HDP'li Pir, Bakan İpek'e konuya dair şu soruları yöneltti:
"Avrupa İnsan Hakları Sözleşmesine taraf olan Türkiye Cumhuriyeti’nde Sözleşmesi’nin Mad. 3. bağlamında; kötü/onur kırıcı/aşağılayıcı muamele ve işkence sayılabilecek Amasya E Tipi Cezaevindeki bu uygulamalar hakkında bir bilginiz var mıdır? Tutsaklara yönelik gerçekleştirilen bu uygulamalar hakkında ilgili cezaevine ilişkin bakanlığınızın yapmış olduğu bir çalışma var mıdır? Şayet konunun araştırılması için bakanlığınızca herhangi bir soruşturma veya kovuşturma işlemi yapılmamışsa gerekçesi nedir? İnsan onuruna saygının  korunmasını sağlayan maddî ve manevî koşullara aykırı olarak tutsakların koğuş dışında cezaevi idaresi ve ilgili diğer personel tarafından tanınmalarına rağmen boyunlarına takmak suretiyle kimlik taşıma zorunluluğu getirilen Amasya E Tipi Cezaevi haricinde kaç cezaevi bulunmaktadır? Ülkemizin imzaladığı uluslararası anlaşmalar ve ilgili mevzuata aykırı olarak tutsakların sağlık hakkından keyfi bir şekilde yararlandırılmamasının gerekçesi nedir? Amasya E Tipi Cezaevinde bahsi geçen başgardiyan Ünal Kalleci hakkında AİHS, Anayasa ve İnfaz Kanunu’nu hiçe sayarak tutsaklara karşı düşmanca uygulamalarına ilişkin bakanlığınız müfettişlerince henüz bir soruşturmanın başlatılmamış olmasının nedeni nedir?"

AMED SALDIRISI

Pir, DAİŞ Üyesi Orhan G.’nin 5 Haziran’da Amed'deki HDP mitingine bombalı saldırı yapması üzerine dört kişinin hayatını kaybettiğini, yüzlerce kişinin yaralandığını hatırlatarak, "Anne Hatice G'nin Radikal gazetesinden İdris Emen'e verdiği bilgilere göre son çare olarak  AKP Adıyaman 5. Olağan İl Kongresinde Başbakan Ahmet Davutoğlu ile görüşmelerine ve Başbakan Davutoğlu'nun kendilerine durum hakkında MİT'e talimat vereceğini söylemesine karşın Orhan G.' hakında hiçbir yasal işlemin yapılmadığı, sadece teknik takiple yetinildiği ve hatta Orhan G.'nin Diyarbakır'da bombalı saldırıyı gerçekleştirdiği gün teknik takipten çıkarıldığı basına yansımıştır" dedi.
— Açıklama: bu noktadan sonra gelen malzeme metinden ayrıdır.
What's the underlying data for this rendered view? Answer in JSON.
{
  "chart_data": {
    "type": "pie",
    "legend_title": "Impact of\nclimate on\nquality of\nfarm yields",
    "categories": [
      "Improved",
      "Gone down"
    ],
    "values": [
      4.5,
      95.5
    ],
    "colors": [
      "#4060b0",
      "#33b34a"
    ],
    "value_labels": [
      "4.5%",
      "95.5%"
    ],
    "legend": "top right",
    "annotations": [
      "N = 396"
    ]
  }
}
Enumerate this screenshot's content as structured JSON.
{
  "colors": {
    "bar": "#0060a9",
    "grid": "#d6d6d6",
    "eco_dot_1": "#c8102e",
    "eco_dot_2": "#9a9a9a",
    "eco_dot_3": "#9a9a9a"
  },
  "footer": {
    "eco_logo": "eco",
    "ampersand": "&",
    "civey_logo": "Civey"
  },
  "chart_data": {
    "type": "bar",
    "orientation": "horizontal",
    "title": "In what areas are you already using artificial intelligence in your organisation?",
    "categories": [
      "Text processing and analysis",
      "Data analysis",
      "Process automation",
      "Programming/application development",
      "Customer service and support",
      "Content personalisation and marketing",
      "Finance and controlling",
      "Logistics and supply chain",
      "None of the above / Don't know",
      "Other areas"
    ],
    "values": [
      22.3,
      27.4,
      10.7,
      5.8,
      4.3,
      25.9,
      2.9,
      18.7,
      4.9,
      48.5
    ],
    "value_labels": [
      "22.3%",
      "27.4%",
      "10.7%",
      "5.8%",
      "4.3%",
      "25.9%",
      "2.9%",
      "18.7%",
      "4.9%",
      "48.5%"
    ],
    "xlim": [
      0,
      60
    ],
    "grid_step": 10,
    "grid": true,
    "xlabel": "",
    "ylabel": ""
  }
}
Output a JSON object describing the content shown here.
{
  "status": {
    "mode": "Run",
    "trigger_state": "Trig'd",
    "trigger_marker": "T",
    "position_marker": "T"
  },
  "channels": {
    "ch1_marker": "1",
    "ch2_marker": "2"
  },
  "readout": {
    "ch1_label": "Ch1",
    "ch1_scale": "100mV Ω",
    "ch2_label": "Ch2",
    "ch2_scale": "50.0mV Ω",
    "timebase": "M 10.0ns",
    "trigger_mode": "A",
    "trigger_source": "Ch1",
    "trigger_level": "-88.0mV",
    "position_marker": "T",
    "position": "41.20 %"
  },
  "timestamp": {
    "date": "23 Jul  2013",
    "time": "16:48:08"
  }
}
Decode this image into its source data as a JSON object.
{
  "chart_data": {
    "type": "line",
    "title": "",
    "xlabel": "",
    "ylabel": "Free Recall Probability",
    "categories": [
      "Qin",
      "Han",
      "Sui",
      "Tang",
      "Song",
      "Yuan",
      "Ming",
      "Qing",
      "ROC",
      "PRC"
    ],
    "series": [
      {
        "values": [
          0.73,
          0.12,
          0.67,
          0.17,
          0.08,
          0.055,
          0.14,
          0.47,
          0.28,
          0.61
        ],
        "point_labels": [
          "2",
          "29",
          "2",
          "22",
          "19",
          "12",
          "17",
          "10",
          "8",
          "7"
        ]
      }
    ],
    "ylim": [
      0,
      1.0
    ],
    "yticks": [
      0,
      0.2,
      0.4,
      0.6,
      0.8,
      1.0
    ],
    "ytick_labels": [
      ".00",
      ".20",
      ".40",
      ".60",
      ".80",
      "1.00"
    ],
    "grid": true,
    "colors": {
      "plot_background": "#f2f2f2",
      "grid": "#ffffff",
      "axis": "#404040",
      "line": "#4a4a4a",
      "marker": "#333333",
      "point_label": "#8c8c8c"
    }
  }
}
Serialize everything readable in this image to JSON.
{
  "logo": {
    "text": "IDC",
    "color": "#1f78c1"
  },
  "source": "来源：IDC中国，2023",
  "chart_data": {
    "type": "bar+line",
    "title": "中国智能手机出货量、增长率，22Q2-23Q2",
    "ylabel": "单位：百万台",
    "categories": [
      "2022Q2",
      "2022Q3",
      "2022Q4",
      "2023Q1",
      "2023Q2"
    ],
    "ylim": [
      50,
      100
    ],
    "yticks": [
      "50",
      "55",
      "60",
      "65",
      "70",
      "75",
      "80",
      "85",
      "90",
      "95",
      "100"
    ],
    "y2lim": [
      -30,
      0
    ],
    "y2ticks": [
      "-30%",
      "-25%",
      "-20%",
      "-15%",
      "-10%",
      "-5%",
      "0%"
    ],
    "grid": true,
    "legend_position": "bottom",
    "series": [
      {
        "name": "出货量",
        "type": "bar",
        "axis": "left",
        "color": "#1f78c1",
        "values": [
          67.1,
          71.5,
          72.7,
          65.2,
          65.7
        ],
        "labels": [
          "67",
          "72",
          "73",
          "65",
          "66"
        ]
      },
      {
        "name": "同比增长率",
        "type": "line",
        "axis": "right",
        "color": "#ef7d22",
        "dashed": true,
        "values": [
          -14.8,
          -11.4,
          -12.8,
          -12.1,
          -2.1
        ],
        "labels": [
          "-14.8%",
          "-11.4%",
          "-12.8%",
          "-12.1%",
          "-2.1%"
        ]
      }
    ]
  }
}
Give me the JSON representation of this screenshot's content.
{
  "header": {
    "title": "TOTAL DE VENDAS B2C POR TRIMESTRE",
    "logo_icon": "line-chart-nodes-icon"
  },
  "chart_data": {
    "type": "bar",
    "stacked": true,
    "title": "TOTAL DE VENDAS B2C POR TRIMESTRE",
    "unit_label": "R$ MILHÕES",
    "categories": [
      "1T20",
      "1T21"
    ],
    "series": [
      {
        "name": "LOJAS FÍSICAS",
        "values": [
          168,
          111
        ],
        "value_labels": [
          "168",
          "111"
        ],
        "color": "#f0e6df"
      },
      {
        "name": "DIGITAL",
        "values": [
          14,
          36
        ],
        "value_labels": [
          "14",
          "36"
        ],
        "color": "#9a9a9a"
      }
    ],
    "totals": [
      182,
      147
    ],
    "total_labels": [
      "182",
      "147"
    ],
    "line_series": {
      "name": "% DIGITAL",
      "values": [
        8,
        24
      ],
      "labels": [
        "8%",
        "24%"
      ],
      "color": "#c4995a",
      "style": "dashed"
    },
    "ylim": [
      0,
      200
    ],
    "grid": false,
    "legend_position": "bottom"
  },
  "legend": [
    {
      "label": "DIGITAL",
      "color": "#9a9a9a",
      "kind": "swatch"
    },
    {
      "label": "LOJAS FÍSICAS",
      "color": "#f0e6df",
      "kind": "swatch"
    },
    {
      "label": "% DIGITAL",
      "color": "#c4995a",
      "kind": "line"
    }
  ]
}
'TEKNİK TAKİP NEDEN OLAY GÜNÜ SONLANDIRILDI?'

Pir, Bakan Öztürk'ten ise şu sorularına yanıt istedi:
"Adıyaman Valiliğine Ekim 2014 tarihinde Orhan G'nin aile başvuru yapmış mıdır?  Yapılan başvuru üzerine Valilik hangi işlemleri gerçekleştirmiştir? Orhan G.'nin ailesinin Adıyaman Emniyet Müdürlüğüne yaptığı başvuru üzerine Emniyet Müdürlüğü ne gibi işlemler yapmıştır? Orhan G.'nin ailesinin Akçakale İlçe Emniyet Müdürlüğüne yaptığı başvuru üzerine Emniyet Müdürlüğü ne gibi girişimler yapmıştır? Adıyman Valiliği ile Emniyet Müdürlüğü İŞİD destekçisi 'İslam'adlı kafeye dair bir yasal işlem yapmışlar mıdır? Orhan G.'nin ailesinin emniyete verdikleri ve Orhan G.'nin İŞİD terör örgütüne  katılmasına  yardımcı olan kişiler hakkında herhangi bir yasal işlem yapılmış mıdır? Bahsi geçen kafenin ve Adıyaman'da İŞİD terör örgütünün palazlandığı diiğer mekanların kapatılması için Valilik ve Emniyet Müdürlüğü ne gibi çalışmalar yapmıştır? Bu mekanlar hakkında işlem yapmayan dönemin valisi, il emniyet müdürü ve ilgili diğer birimler hakkında Bakanlığınızın başlattığı herhangi bir kovuşturma ya da soruşurma var mıdır? Diyarbakır Emniyet Müdürlüğünün Orhan G. hakkındaki teknik takibi bombalı saldırının gerçekleştiği 5 haziran 2015 günü sonlandırmasının nedeni nedir? 
IŞİD terör örgütüne subjektif anlamda destek vermediklerini varsaydığımızda objektif olarak dönemin Adıyaman İl Valisi, İl Emniyet Müdürü; Şanlıurfa Valisi, ve Akçakale İlçe Emniyet Müdürü ile ilgili emniyet personelinin; Diyarbakır Emniyet Müdürü ve ilgili personelinin 'Devlet memurları siyasi partiye üye olamazlar, herhangi bir siyasi parti, kişi veya zümrenin yararını veya zararını hedef tutan bir davranışta bulunamazlar; görevlerini yerine getirirlerken dil, ırk, cinsiyet, siyasi düşünce, felsefi inanç, din ve mezhep gibi ayırım yapamazlar; hiçbir şekilde siyasi ve ideolojik amaçlı beyanda ve eylemde bulunamazlar ve bu eylemlere katılamazlar', 'Türkiye Cumhuriyeti Anayasasına ve kanunlarına aykırı olan, memleketin bağımsızlığını ve bütünlüğünü Bozan Türkiye Cumhuriyeti'nin güvenliğini tehlikeye düşüren herhangi bir faaliyette bulunamazlar. Aynı nitelikte faaliyet gösteren herhangi bir harekete, gruplaşmaya, teşekküle veya derneğe katılamazlar, bunlara yardım edemezler', gibi 657 Devlet Memurları Kanununda belirtildiği üzere  görevlerini ifa ederken ilgili kanuna aykırı hareket etmelerine rağmen Bakanlığınızın herhangi bir kovuşturma ya da soruşturma açmamasının nedeni nedir?"